Micere returned to Kenya in 1973, and became a lecturer at the University of Nairobi (UoN). She would later become the chairperson of the Literature Department, and the Dean of the Faculty of Arts, the first woman to hold such a position.
Crackdown on intellectuals
She taught at UoN until 1982, when she had to go into exile at the height of President Daniel arap Moi’s despotic rule and crackdown on intellectuals. She later taught at the University of Zimbabwe.
Speaking about her early life, Micere said she was brought up by a father who treasured his daughters as entitled to be treated on equal terms with boys.
She said: “We were not poor. In fact, my father had more than 150 workers on his land at a time. But he also taught us never to treat them, or anyone, like a lesser being,”
Her sister, Muringo Kiereini, who served for many years as the Chief Nursing Officer, was married to Jeremiah Kiereini, Mzee Jomo Kenyatta’s Defence Permanent Secretary and later the Head of the Public Service under President Moi and an astute businessman.
Her brother, Robinson Githae Mugo, is a former Cabinet minister and Kenyan Ambassador to the United States in Washington, DC.
Prof Henry Indangasi
The affable professor has, sadly, been trending since she died because of the acerbic pen of her former colleague at the University of Nairobi, Prof Henry Indangasi, who wrote a supposed critique that ended up being a needless vitriolic personal attack. Apparently, several decades of separation after Micere left the UoN had not erased the sharp differences between the two scholars.
Particularly annoying was Prof Indangasi’s dismissal of Micere as someone who was not a deep thinker, and his trivial traversing into personal innuendo and invasion of privacy that appeared aimed at exposing his former colleague’s sexual life.
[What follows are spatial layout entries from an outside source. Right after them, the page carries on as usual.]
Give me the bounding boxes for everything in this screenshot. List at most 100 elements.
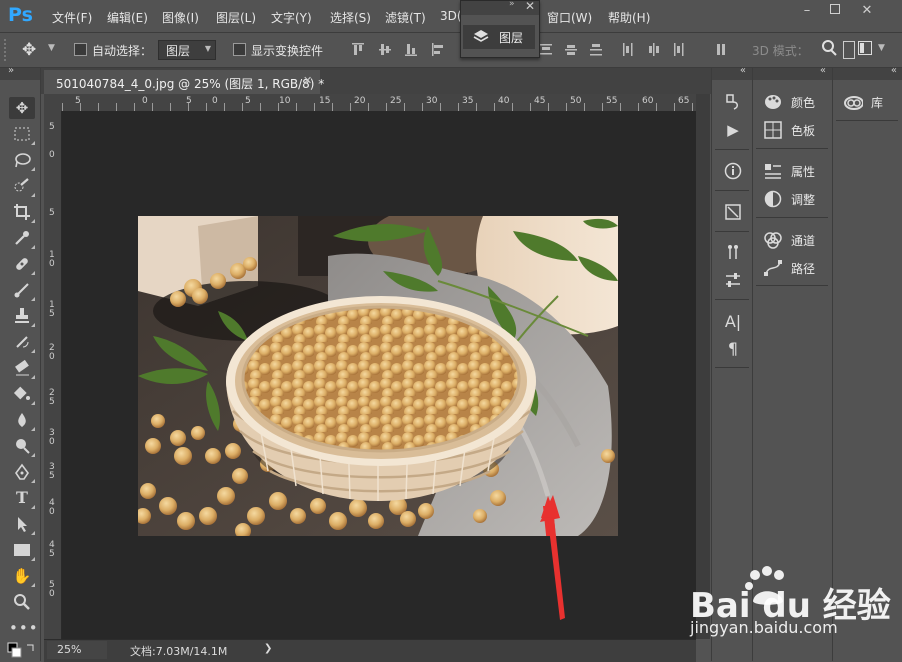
color-swatches-icon[interactable] <box>6 641 38 659</box>
distribute-bottom-icon[interactable] <box>590 43 602 56</box>
info-icon[interactable] <box>722 160 744 182</box>
lasso-tool-icon[interactable] <box>9 149 35 171</box>
distribute-top-icon[interactable] <box>540 43 552 56</box>
align-bottom-icon[interactable] <box>405 43 417 56</box>
dodge-tool-icon[interactable] <box>9 435 35 457</box>
distribute-hcenter-icon[interactable] <box>647 43 659 56</box>
panel-dock-header[interactable]: « <box>833 65 902 80</box>
menu-bar: Ps 文件(F) 编辑(E) 图像(I) 图层(L) 文字(Y) 选择(S) 滤… <box>0 0 902 33</box>
more-tools-icon[interactable]: ••• <box>9 617 38 639</box>
restore-icon[interactable] <box>824 2 846 20</box>
actions-play-icon[interactable]: ▶ <box>722 119 744 141</box>
document-image[interactable] <box>138 216 618 536</box>
align-vcenter-icon[interactable] <box>379 43 391 56</box>
close-icon[interactable]: ✕ <box>856 2 878 20</box>
ruler-h-label: 60 <box>642 96 654 106</box>
zoom-level[interactable]: 25% <box>57 643 81 656</box>
menu-file[interactable]: 文件(F) <box>52 9 92 26</box>
panel-libraries[interactable]: 库 <box>841 90 902 114</box>
move-tool-preset-icon[interactable]: ✥ <box>22 39 44 61</box>
chevron-right-icon[interactable]: ❯ <box>264 643 272 654</box>
collapse-arrows-icon[interactable]: « <box>820 65 826 76</box>
menu-edit[interactable]: 编辑(E) <box>107 9 148 26</box>
menu-layer[interactable]: 图层(L) <box>216 9 256 26</box>
search-icon[interactable] <box>820 39 838 57</box>
healing-brush-tool-icon[interactable] <box>9 253 35 275</box>
panel-dock-header[interactable]: « <box>712 65 752 80</box>
move-tool-icon[interactable]: ✥ <box>9 97 35 119</box>
panel-swatches[interactable]: 色板 <box>761 118 829 142</box>
horizontal-ruler[interactable]: 5 0 5 0 5 10 15 20 25 30 35 40 45 50 55 … <box>62 94 696 112</box>
vertical-scrollbar[interactable] <box>696 94 710 639</box>
pen-tool-icon[interactable] <box>9 461 35 483</box>
distribute-vcenter-icon[interactable] <box>565 43 577 56</box>
menu-3d[interactable]: 3D( <box>440 9 462 23</box>
menu-help[interactable]: 帮助(H) <box>608 9 650 26</box>
distribute-right-icon[interactable] <box>672 43 684 56</box>
blur-tool-icon[interactable] <box>9 409 35 431</box>
menu-type[interactable]: 文字(Y) <box>271 9 312 26</box>
menu-image[interactable]: 图像(I) <box>162 9 199 26</box>
history-icon[interactable] <box>722 91 744 113</box>
panel-paths-label: 路径 <box>791 262 816 276</box>
workspace-icon[interactable] <box>858 41 872 55</box>
show-transform-checkbox[interactable] <box>233 43 246 56</box>
panel-color[interactable]: 颜色 <box>761 90 829 114</box>
zoom-tool-icon[interactable] <box>9 591 35 613</box>
brush-presets-icon[interactable] <box>722 201 744 223</box>
vertical-ruler[interactable]: 5 0 5 10 15 20 25 30 35 40 45 50 <box>44 111 62 639</box>
eyedropper-tool-icon[interactable] <box>9 227 35 249</box>
layers-panel-button[interactable]: 图层 <box>463 25 535 49</box>
align-left-icon[interactable] <box>432 43 444 56</box>
panel-adjustments[interactable]: 调整 <box>761 187 829 211</box>
ruler-h-label: 40 <box>498 96 510 106</box>
character-icon[interactable]: A| <box>722 311 744 333</box>
minimize-icon[interactable]: – <box>796 2 818 20</box>
close-tab-icon[interactable]: ✕ <box>303 74 312 87</box>
panel-separator <box>756 148 828 149</box>
menu-filter[interactable]: 滤镜(T) <box>385 9 426 26</box>
ruler-v-label: 45 <box>49 540 55 559</box>
options-grip[interactable] <box>4 39 10 61</box>
panel-toggle-icon[interactable] <box>843 41 855 59</box>
menu-window[interactable]: 窗口(W) <box>547 9 592 26</box>
quick-select-tool-icon[interactable] <box>9 175 35 197</box>
marquee-tool-icon[interactable] <box>9 123 35 145</box>
brush-tool-icon[interactable] <box>9 279 35 301</box>
clone-source-icon[interactable] <box>722 241 744 263</box>
tools-panel-header[interactable]: » <box>0 65 40 80</box>
auto-select-checkbox[interactable] <box>74 43 87 56</box>
ruler-h-label: 0 <box>212 96 218 106</box>
panel-properties[interactable]: 属性 <box>761 159 829 183</box>
hand-tool-icon[interactable]: ✋ <box>9 565 35 587</box>
clone-stamp-tool-icon[interactable] <box>9 305 35 327</box>
close-icon[interactable]: ✕ <box>525 0 535 13</box>
eraser-tool-icon[interactable] <box>9 357 35 379</box>
auto-align-icon[interactable] <box>716 43 728 56</box>
ruler-h-label: 20 <box>354 96 366 106</box>
ruler-v-label: 30 <box>49 428 55 447</box>
panel-paths[interactable]: 路径 <box>761 256 829 280</box>
history-brush-tool-icon[interactable] <box>9 331 35 353</box>
collapse-arrows-icon[interactable]: « <box>891 65 897 76</box>
expand-arrows-icon[interactable]: » <box>8 65 14 76</box>
type-tool-icon[interactable]: T <box>9 487 35 509</box>
menu-select[interactable]: 选择(S) <box>330 9 371 26</box>
panel-channels[interactable]: 通道 <box>761 228 829 252</box>
paint-bucket-tool-icon[interactable] <box>9 383 35 405</box>
chevron-down-icon[interactable]: ▼ <box>48 43 55 53</box>
crop-tool-icon[interactable] <box>9 201 35 223</box>
paragraph-icon[interactable]: ¶ <box>722 338 744 360</box>
adjustment-sliders-icon[interactable] <box>722 269 744 291</box>
document-tab[interactable]: 501040784_4_0.jpg @ 25% (图层 1, RGB/8) * … <box>44 70 324 95</box>
collapse-arrows-icon[interactable]: » <box>509 0 515 9</box>
align-top-icon[interactable] <box>352 43 364 56</box>
collapse-arrows-icon[interactable]: « <box>740 65 746 76</box>
path-select-tool-icon[interactable] <box>9 513 35 535</box>
rectangle-tool-icon[interactable] <box>9 539 35 561</box>
auto-select-dropdown[interactable]: 图层 ▼ <box>158 40 216 60</box>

While at UoN, Micere teamed up with top novelist Ngugi wa Thiong’o to write a play titled, The Trial of Dedan Kimathi. The two built up a powerful and compelling account of the circumstances surrounding the 1956 trial of Mau Mau freedom struggle hero Dedan Kimathi.
For his role in the rebellion against British colonial exploitation and misrule, Kimathi was eventually hanged, reportedly at Kamiti Maximum Prison on Nairobi’s northwestern outskirts, but his grave has never been located despite spirited appeals by Kenyan activists. Published in 1976, the play was staged to great acclaim at the continental festival of the arts, Festac77 in Lagos.
Micere also in 1976 wrote another play, the Long Illness of Ex-Chief Kiti, published by the East African Literature Bureau.
Besides the plays, she wrote six books and edited journals.
She was a professor of literature in the Department of African American Studies at Syracuse University. She taught Orature, Literature and Creative Writing.
Orature
Micere was professor emeritus of literature at Syracuse, where she spent the last part of her active academic career in the Department of African American Studies. She was a literary scholar, poet and playwright, who popularised the term, orature, which combined literary art with oral performance.
In 2021, the 120-year-old Royal African Society awarded Prof Micere Mugo the Lifetime Achievement in African Literature. The society honours and pays tribute to those who have made major contributions to African Literature. The presentation took place at the society’s annual lecture hosted at the School of African and Oriental Studies (SOAS) in the UK.
The first award winner was Margaret Busby, Britain’s youngest and first-ever Black woman publisher since the 1960s.
For Micere, this was an additional accolade to the East African Standard’s listing of her in 2002 as one of the Most Influential People in Kenya.
She was a proud African woman who ditched her English name, Madeleine, in pursuit of her real identity in a personal renaissance that reverberated throughout her adult life and career as an individual and a remarkable scholar.